Maybe I’m wrong here, but from what I understand, oxidation in the mash is caused by O2 reacting with divalent cations (manganese, magnesium, zinc — cations with valence of 2+) to create superoxide, free radicals.
Problem is once those oxidation reactions occur, the compounds created continue all the way thru to the packaged beer.
The Low O2 guys (I believe) have taken the approach to reduce/eliminate dissolved O2 in the mash thru use of sulfur based compounds, mash caps, etc.
Instead of focusing on reducing/elimination of O2, (which is kinda hard to do since it surrounds us), I think time is better spent focusing on the reaction.
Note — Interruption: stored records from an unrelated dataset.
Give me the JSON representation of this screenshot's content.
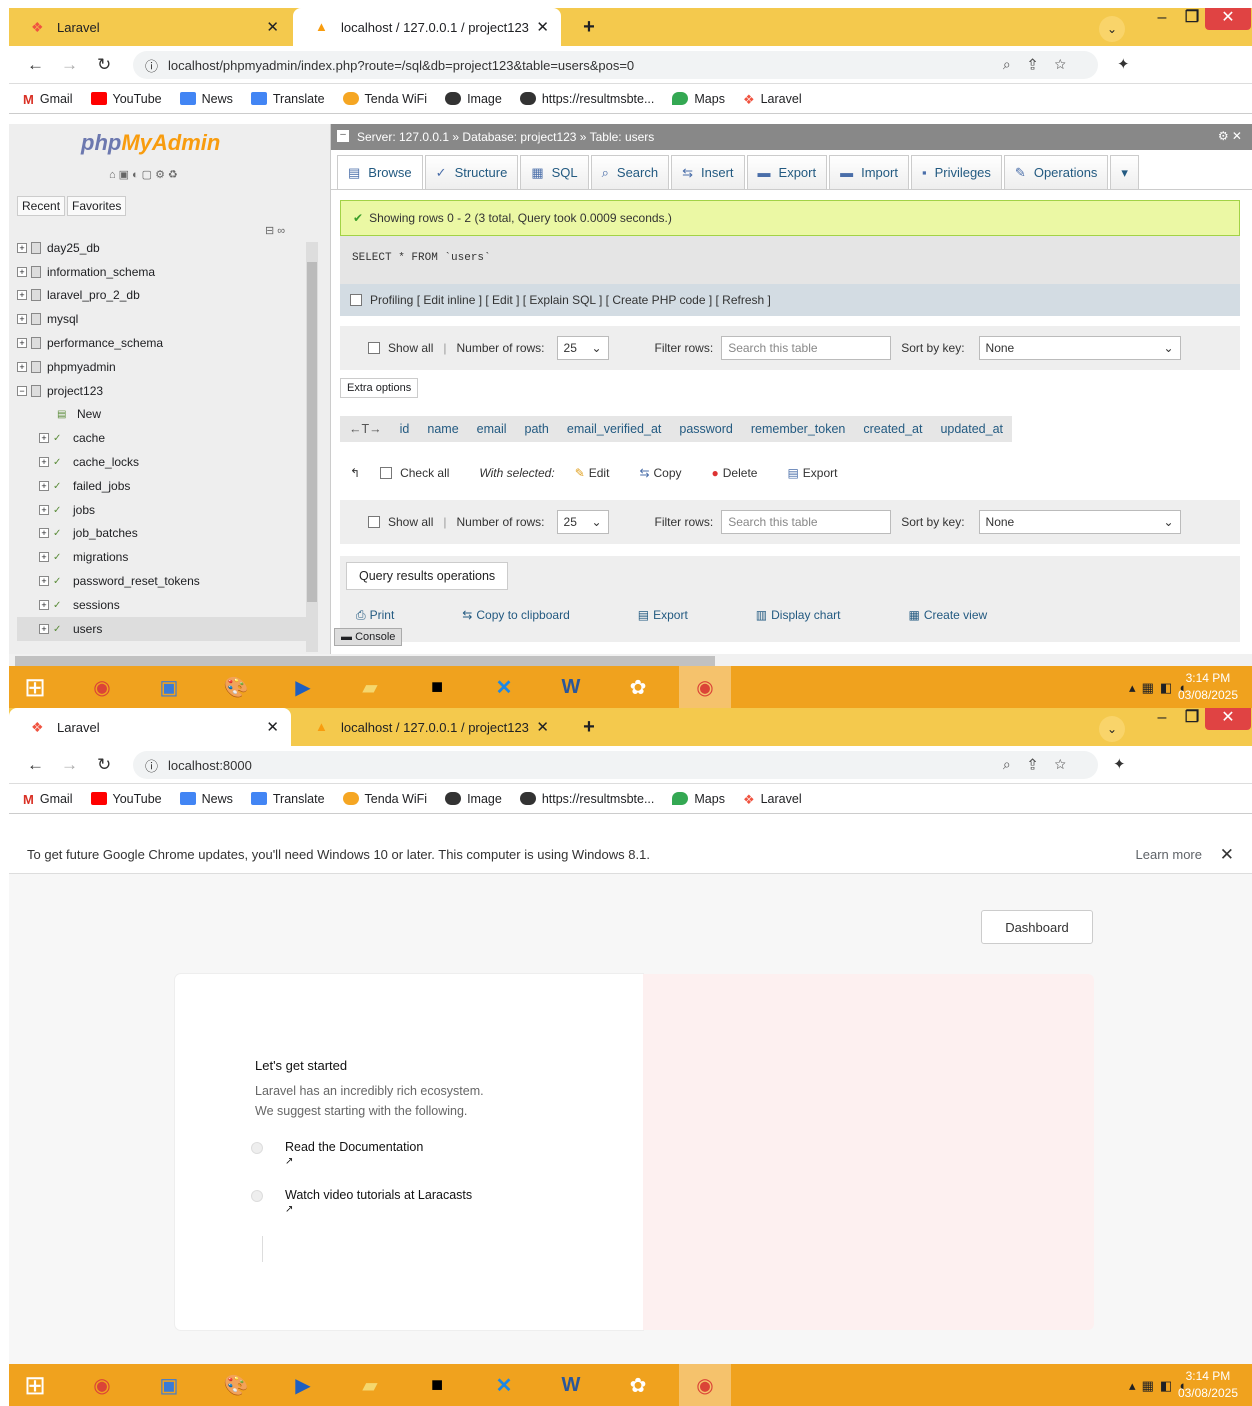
{
  "browser_top": {
    "tabs": [
      {
        "label": "Laravel"
      },
      {
        "label": "localhost / 127.0.0.1 / project123"
      }
    ],
    "url": "localhost/phpmyadmin/index.php?route=/sql&db=project123&table=users&pos=0"
  },
  "browser_bottom": {
    "tabs": [
      {
        "label": "Laravel"
      },
      {
        "label": "localhost / 127.0.0.1 / project123"
      }
    ],
    "url": "localhost:8000"
  },
  "bookmarks": [
    "Gmail",
    "YouTube",
    "News",
    "Translate",
    "Tenda WiFi",
    "Image",
    "https://resultmsbte...",
    "Maps",
    "Laravel"
  ],
  "pma": {
    "logo_a": "php",
    "logo_b": "MyAdmin",
    "nav_tabs": [
      "Recent",
      "Favorites"
    ],
    "tree": [
      {
        "label": "day25_db",
        "type": "db"
      },
      {
        "label": "information_schema",
        "type": "db"
      },
      {
        "label": "laravel_pro_2_db",
        "type": "db"
      },
      {
        "label": "mysql",
        "type": "db"
      },
      {
        "label": "performance_schema",
        "type": "db"
      },
      {
        "label": "phpmyadmin",
        "type": "db"
      },
      {
        "label": "project123",
        "type": "db-open"
      },
      {
        "label": "New",
        "type": "new"
      },
      {
        "label": "cache",
        "type": "table"
      },
      {
        "label": "cache_locks",
        "type": "table"
      },
      {
        "label": "failed_jobs",
        "type": "table"
      },
      {
        "label": "jobs",
        "type": "table"
      },
      {
        "label": "job_batches",
        "type": "table"
      },
      {
        "label": "migrations",
        "type": "table"
      },
      {
        "label": "password_reset_tokens",
        "type": "table"
      },
      {
        "label": "sessions",
        "type": "table"
      },
      {
        "label": "users",
        "type": "table"
      }
    ],
    "breadcrumb": "Server: 127.0.0.1 » Database: project123 » Table: users",
    "menu": [
      "Browse",
      "Structure",
      "SQL",
      "Search",
      "Insert",
      "Export",
      "Import",
      "Privileges",
      "Operations"
    ],
    "success": "Showing rows 0 - 2 (3 total, Query took 0.0009 seconds.)",
    "sql": "SELECT * FROM `users`",
    "profiling": "Profiling [ Edit inline ] [ Edit ] [ Explain SQL ] [ Create PHP code ] [ Refresh ]",
    "show_all": "Show all",
    "num_rows_label": "Number of rows:",
    "num_rows": "25",
    "filter_label": "Filter rows:",
    "filter_placeholder": "Search this table",
    "sort_label": "Sort by key:",
    "sort_value": "None",
    "extra_options": "Extra options",
    "columns": [
      "id",
      "name",
      "email",
      "path",
      "email_verified_at",
      "password",
      "remember_token",
      "created_at",
      "updated_at"
    ],
    "check_all": "Check all",
    "with_selected": "With selected:",
    "actions": [
      "Edit",
      "Copy",
      "Delete",
      "Export"
    ],
    "qro_title": "Query results operations",
    "qro_items": [
      "Print",
      "Copy to clipboard",
      "Export",
      "Display chart",
      "Create view"
    ],
    "console": "Console"
  },
  "taskbar": {
    "time": "3:14 PM",
    "date": "03/08/2025"
  },
  "chrome_banner": {
    "text": "To get future Google Chrome updates, you'll need Windows 10 or later. This computer is using Windows 8.1.",
    "learn_more": "Learn more"
  },
  "laravel": {
    "dashboard": "Dashboard",
    "heading": "Let's get started",
    "p1": "Laravel has an incredibly rich ecosystem.",
    "p2": "We suggest starting with the following.",
    "step1": "Read the Documentation",
    "step2": "Watch video tutorials at Laracasts"
  }
}
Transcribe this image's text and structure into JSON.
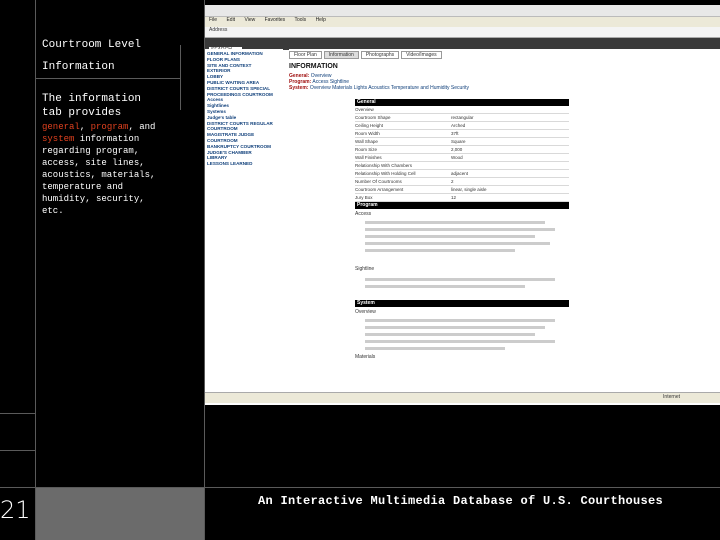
{
  "sidebar": {
    "heading_line1": "Courtroom Level",
    "heading_line2": "Information",
    "intro_line1": "The information",
    "intro_line2": "tab provides",
    "desc_general": "general",
    "desc_comma1": ",",
    "desc_program": "program",
    "desc_and": ", and",
    "desc_system": "system",
    "desc_rest1": " information",
    "desc_lines": [
      "regarding program,",
      "access, site lines,",
      "acoustics, materials,",
      "temperature and",
      "humidity, security,",
      "etc."
    ]
  },
  "footer": {
    "page_number": "21",
    "tagline": "An Interactive Multimedia Database of U.S. Courthouses"
  },
  "browser": {
    "menu": [
      "File",
      "Edit",
      "View",
      "Favorites",
      "Tools",
      "Help"
    ],
    "address_label": "Address",
    "search_label": "SEARCH",
    "tabs": [
      "Floor Plan",
      "Information",
      "Photographs",
      "Video/Images"
    ],
    "info_title": "INFORMATION",
    "general_label": "General:",
    "general_value": "Overview",
    "program_label": "Program:",
    "program_value": "Access  Sightline",
    "system_label": "System:",
    "system_value": "Overview  Materials  Lights  Acoustics  Temperature and Humidity  Security",
    "nav_items": [
      "GENERAL INFORMATION",
      "FLOOR PLANS",
      "SITE AND CONTEXT",
      "EXTERIOR",
      "LOBBY",
      "PUBLIC WAITING AREA",
      "DISTRICT COURTS SPECIAL",
      "PROCEEDINGS COURTROOM",
      "Access",
      "Sightlines",
      "Systems",
      "Judge's table",
      "DISTRICT COURTS REGULAR",
      "COURTROOM",
      "MAGISTRATE JUDGE",
      "COURTROOM",
      "BANKRUPTCY COURTROOM",
      "JUDGE'S CHAMBER",
      "LIBRARY",
      "LESSONS LEARNED"
    ],
    "table_header": "General",
    "rows": [
      [
        "Overview",
        ""
      ],
      [
        "Courtroom Shape",
        "rectangular"
      ],
      [
        "Ceiling Height",
        "Arched"
      ],
      [
        "Room Width",
        "37ft"
      ],
      [
        "Wall Shape",
        "Square"
      ],
      [
        "Room Size",
        "2,000"
      ],
      [
        "Wall Finishes",
        "Wood"
      ],
      [
        "Relationship With Chambers",
        ""
      ],
      [
        "Relationship With Holding Cell",
        "adjacent"
      ],
      [
        "Number Of Courtrooms",
        "2"
      ],
      [
        "Courtroom Arrangement",
        "linear, single aisle"
      ],
      [
        "Jury Box",
        "12"
      ]
    ],
    "program_header": "Program",
    "access_label": "Access",
    "sightline_label": "Sightline",
    "system_header": "System",
    "overview_label": "Overview",
    "materials_label": "Materials",
    "status_text": "Internet"
  }
}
I believe by using heavy metal chelators that can trap the divalent cations, you can reduce and possibly eliminate the reaction of mash oxidation.
In my opinion, you have a better chance on winning the reaction battle than the O2 battle short of a room filled with inert gas and wearing a space suit.
In the food world FDA approved EDTA does this. I think Brewtan B does as well (maybe Joe can confirm). I’ll report back on what Joe says from the note I sent him.
I add 1/2 tsp of hydrated Brewtan B directly to the mash after mash in, wait a minute, then add 1 tsp CaCl or Gypsum directly to the mash and focus on pH. The wait is so the Brewtan B is not binding with my Calcium (if that’s a thing).
After the mash danger is over, transferring hot wort quietly to the BK, boiling, cooling quickly and pitching plenty of healthy yeast, closed transfer to a purged keg as soon as fermentation is complete, and keeping the beer cold are all considered by some to be best practices.
Even closed xfer we pick up O2. It’s just inevitable and we do what we can. The rest is just the price of doing business.
Edit: Given that there is still yeast in suspension when I transfer, I hope I am using the yeast to my advantage by having them consume any O2 I inadvertently pickup.